Les temps ont bien changé, et les deux autres jeunes filles adoptées, qui ont une vingtaine d’années, donnent l’impression d’avoir toujours bien vécu leur statut, même si des problèmes ont tout de même surgi lors de leur adolescence. Jamila, qui est éthiopienne, a vécu en Ardenne. Et ce ne fut pas simple de vivre dans un petit village où il n’y a que des blancs. A l’école, elle restait souvent avec les « queues de rats », les enfants qui ont des poux. Depuis, elle en rigole, et quand on lui demande d’où elle vient, elle répond : « de l’Ardenne ». Martha, qui vient du Guatemala, a senti le poids de son adoption lorsqu’elle est tombée enceinte. Elle voyait que dans les autres familles, l’enfant « avait le nez de son père ou les yeux de sa mère». Elle a dû faire un « pélerinage » dans son pays d’origine « pour voir des gens qui lui ressemblent ». Elle a fini par acquérir une photo de sa mère biologique et elle affirme que cela a suffi à régler sa douleur de rupture. Les deux jeunes filles soulignent qu’elles ont été bien encadrées et qu’elles ont des parents très compréhensifs.

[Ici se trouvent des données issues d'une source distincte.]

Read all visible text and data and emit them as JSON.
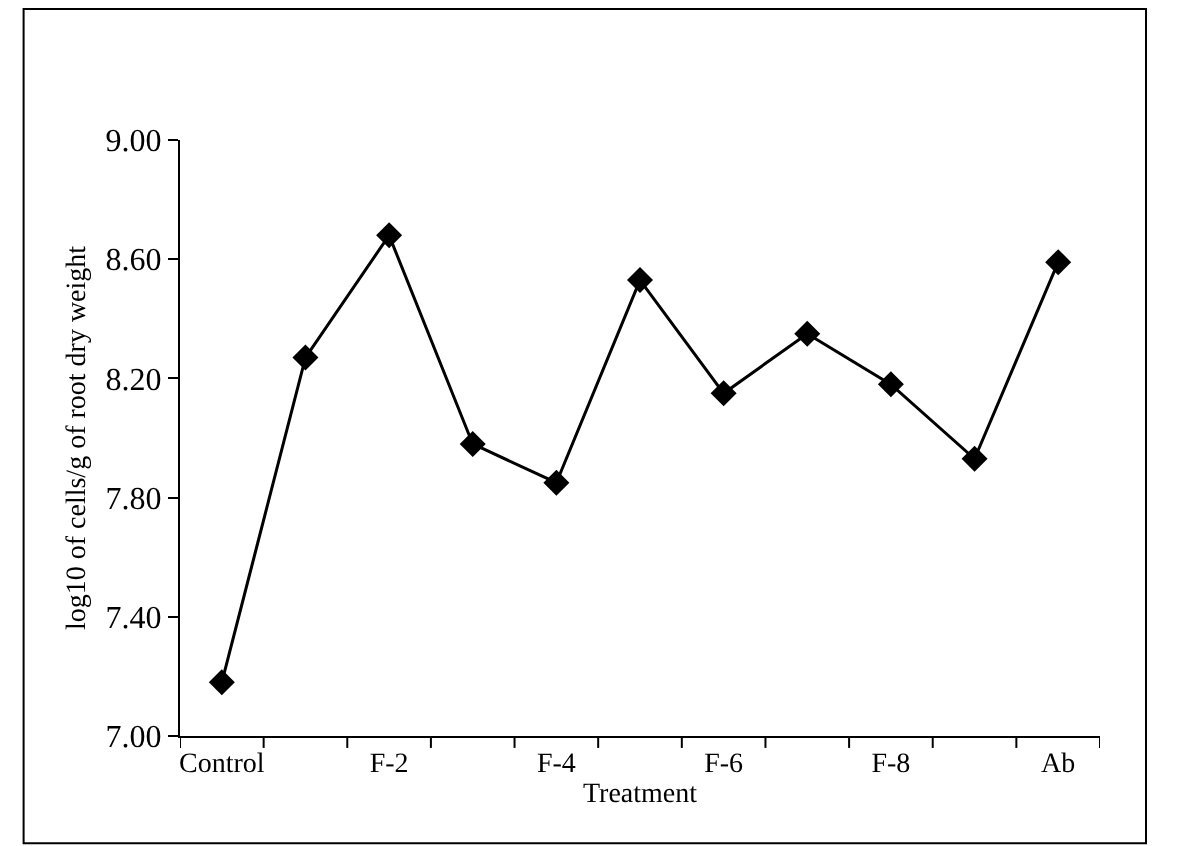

Dans ce genre de circonstances, les enfants ne sont effectivement pas les seuls à avoir vécu déchirements et traumatismes, souligne la psychologue Christine Bykens. A l’exception d’une infime minorité de parents qui décident d’adopter après avoir eu plusieurs enfants, la grande majorité des parents ont connu le parcours du combattant pour remédier à leurs problèmes de fertilité. De médecins en spécialistes, d’interventions médicales en
échecs. Ce sont des blessures qu’il faut apprendre à cicatriser tout au long du processus d’adoption, qui peut prendre jusqu’à deux ans.

Quand l’on évoque la lourdeur du processus, apparenté à un contrôle social sur les candidats adoptants, Béatrice Bertrand de la Communauté française souligne qu’il s’agit avant tout d’informer les parents sur ce qu’il les attend en tenant compte, justement, des ruptures de l’enfant et des éventuelles déceptions des parents, de manière à éviter les catastrophes qu’on a connues dans les années 70.